Heiner Wilmer

Heiner Wilmer, seit vier Wochen neuer Vorsitzender der Deutschen Bischofskonferenz, hat knapp vor seinem 65. Geburtstag eine weitere neue Aufgabe übertragen bekommen: Vom Domkapitel gewählt und vom Papst ernannt, wird Wilmer nun Bischof von Münster. Das wurde an diesem Donnerstag zeitgleich in Rom und Münster verkündet.

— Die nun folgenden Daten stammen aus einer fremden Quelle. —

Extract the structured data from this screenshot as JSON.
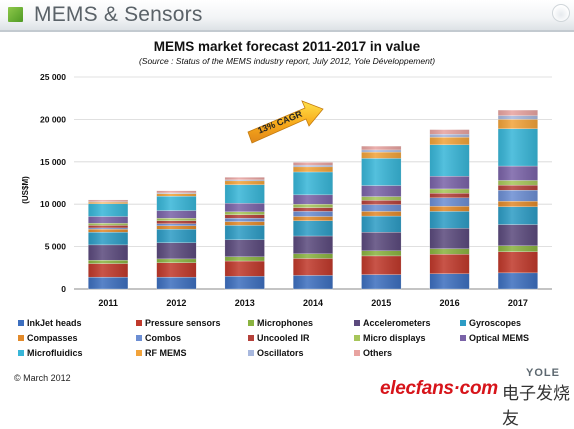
{
  "header": {
    "title": "MEMS & Sensors"
  },
  "footer": {
    "copyright": "© March 2012",
    "watermark": "elecfans·com",
    "watermark_cn": "电子发烧友",
    "brand": "YOLE"
  },
  "chart_data": {
    "type": "bar",
    "stacked": true,
    "title": "MEMS market forecast 2011-2017 in value",
    "subtitle": "(Source : Status of the MEMS industry report, July 2012, Yole Développement)",
    "ylabel": "(US$M)",
    "ylim": [
      0,
      25000
    ],
    "yticks": [
      0,
      5000,
      10000,
      15000,
      20000,
      25000
    ],
    "ytick_labels": [
      "0",
      "5 000",
      "10 000",
      "15 000",
      "20 000",
      "25 000"
    ],
    "grid": true,
    "legend_position": "bottom",
    "annotation": {
      "text": "13% CAGR",
      "shape": "arrow"
    },
    "categories": [
      "2011",
      "2012",
      "2013",
      "2014",
      "2015",
      "2016",
      "2017"
    ],
    "series": [
      {
        "name": "InkJet heads",
        "color": "#3d6fbf",
        "values": [
          1400,
          1400,
          1500,
          1600,
          1700,
          1800,
          1900
        ]
      },
      {
        "name": "Pressure sensors",
        "color": "#c0392b",
        "values": [
          1600,
          1700,
          1800,
          2000,
          2200,
          2300,
          2500
        ]
      },
      {
        "name": "Microphones",
        "color": "#8ab340",
        "values": [
          400,
          450,
          500,
          550,
          600,
          650,
          700
        ]
      },
      {
        "name": "Accelerometers",
        "color": "#5b4a7d",
        "values": [
          1800,
          1900,
          2000,
          2100,
          2200,
          2400,
          2500
        ]
      },
      {
        "name": "Gyroscopes",
        "color": "#2d9cc5",
        "values": [
          1500,
          1600,
          1700,
          1800,
          1900,
          2000,
          2100
        ]
      },
      {
        "name": "Compasses",
        "color": "#e28a2b",
        "values": [
          350,
          400,
          450,
          500,
          550,
          600,
          650
        ]
      },
      {
        "name": "Combos",
        "color": "#6c8ed3",
        "values": [
          150,
          250,
          400,
          600,
          800,
          1000,
          1300
        ]
      },
      {
        "name": "Uncooled IR",
        "color": "#b5413a",
        "values": [
          300,
          350,
          400,
          450,
          500,
          550,
          600
        ]
      },
      {
        "name": "Micro displays",
        "color": "#a7c65a",
        "values": [
          250,
          300,
          350,
          400,
          450,
          500,
          550
        ]
      },
      {
        "name": "Optical MEMS",
        "color": "#7a63a8",
        "values": [
          800,
          900,
          1000,
          1100,
          1300,
          1500,
          1700
        ]
      },
      {
        "name": "Microfluidics",
        "color": "#38b6d8",
        "values": [
          1500,
          1700,
          2200,
          2700,
          3200,
          3700,
          4400
        ]
      },
      {
        "name": "RF MEMS",
        "color": "#f2a33a",
        "values": [
          200,
          300,
          450,
          600,
          750,
          900,
          1100
        ]
      },
      {
        "name": "Oscillators",
        "color": "#a8b8de",
        "values": [
          50,
          80,
          120,
          180,
          250,
          350,
          450
        ]
      },
      {
        "name": "Others",
        "color": "#e8a3a0",
        "values": [
          200,
          250,
          300,
          350,
          450,
          550,
          650
        ]
      }
    ]
  }
}
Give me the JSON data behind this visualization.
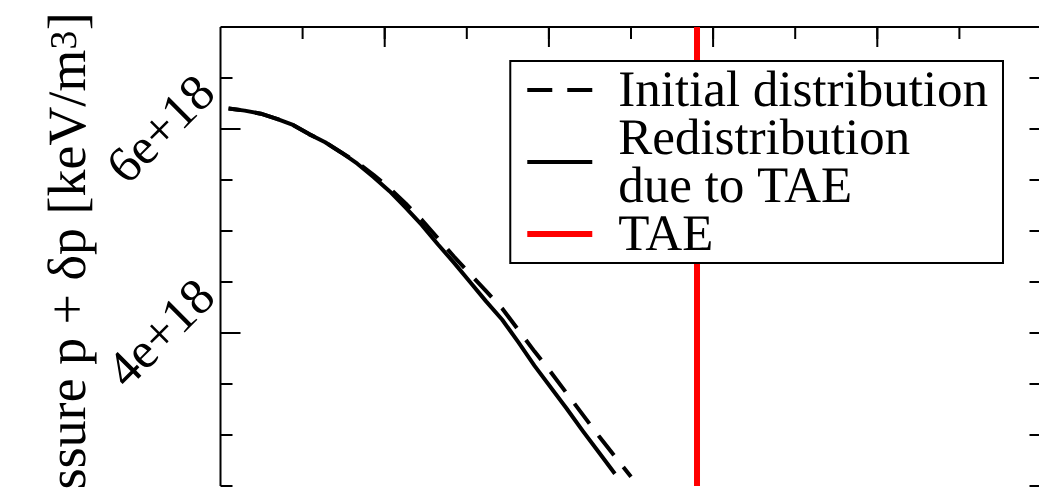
{
  "chart_data": {
    "type": "line",
    "ylabel": "ssure p + δp [keV/m$^{3}$]",
    "categories": [
      null,
      null,
      null,
      null,
      null,
      null,
      null,
      null,
      null,
      null,
      null,
      null,
      null,
      null,
      null,
      null,
      null,
      null,
      null,
      null,
      null,
      null,
      null,
      null,
      null,
      null,
      null,
      null,
      null,
      null,
      null,
      null,
      null,
      null,
      null,
      null,
      null,
      null,
      null,
      null,
      null,
      null,
      null,
      null,
      null,
      null,
      null,
      null,
      null,
      null,
      null
    ],
    "series": [
      {
        "name": "Initial distribution",
        "color": "#000000",
        "line_style": "dashed",
        "values": [
          6.2e+18,
          6.18e+18,
          6.15e+18,
          6.1e+18,
          6.04e+18,
          5.95e+18,
          5.87e+18,
          5.77e+18,
          5.67e+18,
          5.55e+18,
          5.42e+18,
          5.27e+18,
          5.11e+18,
          4.93e+18,
          4.75e+18,
          4.58e+18,
          4.41e+18,
          4.24e+18,
          4.03e+18,
          3.82e+18,
          3.62e+18,
          3.41e+18,
          3.2e+18,
          2.99e+18,
          2.79e+18,
          2.59e+18,
          null,
          null,
          null,
          null,
          null,
          null,
          null,
          null,
          null,
          null,
          null,
          null,
          null,
          null,
          null,
          null,
          null,
          null,
          null,
          null,
          null,
          null,
          null,
          null,
          null
        ]
      },
      {
        "name": "Redistribution due to TAE",
        "color": "#000000",
        "line_style": "solid",
        "values": [
          6.2e+18,
          6.18e+18,
          6.15e+18,
          6.1e+18,
          6.04e+18,
          5.95e+18,
          5.87e+18,
          5.77e+18,
          5.66e+18,
          5.53e+18,
          5.39e+18,
          5.23e+18,
          5.06e+18,
          4.87e+18,
          4.69e+18,
          4.5e+18,
          4.31e+18,
          4.13e+18,
          3.91e+18,
          3.68e+18,
          3.47e+18,
          3.26e+18,
          3.04e+18,
          2.83e+18,
          2.62e+18,
          null,
          null,
          null,
          null,
          null,
          null,
          null,
          null,
          null,
          null,
          null,
          null,
          null,
          null,
          null,
          null,
          null,
          null,
          null,
          null,
          null,
          null,
          null,
          null,
          null,
          null
        ]
      }
    ],
    "ylim": [
      2.5e+18,
      7e+18
    ],
    "yticks": [
      {
        "value": 2.5e+18,
        "label": null
      },
      {
        "value": 3e+18,
        "label": null
      },
      {
        "value": 3.5e+18,
        "label": null
      },
      {
        "value": 4e+18,
        "label": "4e+18"
      },
      {
        "value": 4.5e+18,
        "label": null
      },
      {
        "value": 5e+18,
        "label": null
      },
      {
        "value": 5.5e+18,
        "label": null
      },
      {
        "value": 6e+18,
        "label": "6e+18"
      },
      {
        "value": 6.5e+18,
        "label": null
      }
    ],
    "annotations": [
      "TAE"
    ],
    "legend": "top right",
    "tick_labels": "y"
  }
}
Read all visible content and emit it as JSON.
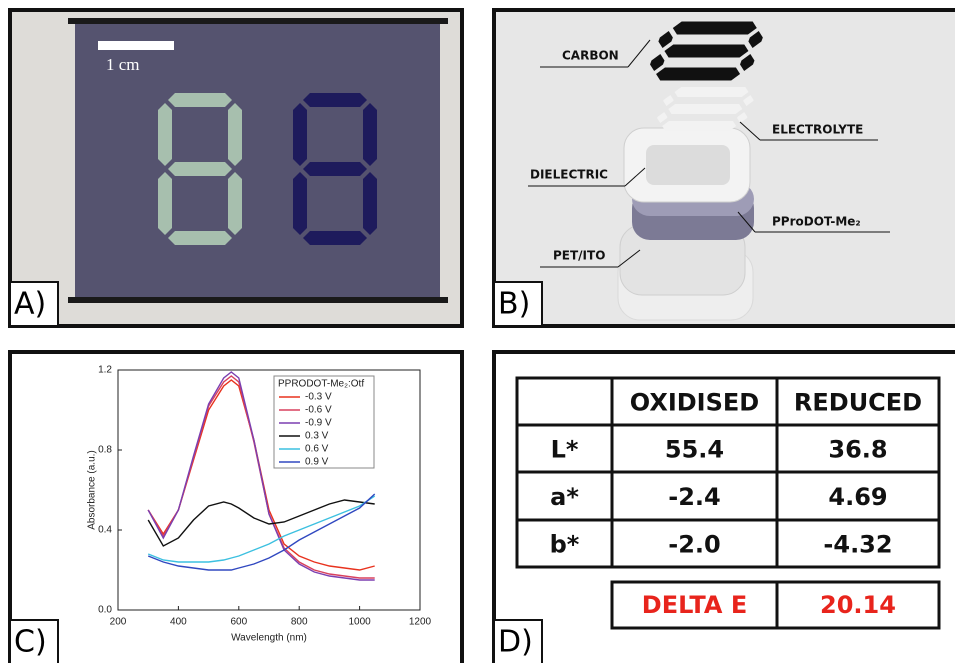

Wilmer wechselt damit aus der Diaspora-Diözese Hildesheim (die er seit ziemlich genau acht Jahren leitet) ins tiefkatholische Westfalen. Nicht nur das: das traditionsreiche und finanziell starke Münster ist mit 1,59 Millionen Gläubigen das an Mitgliedern größte Bistum in Deutschland und hatte im vergangenen Jahr sogar die meisten Taufen (9937).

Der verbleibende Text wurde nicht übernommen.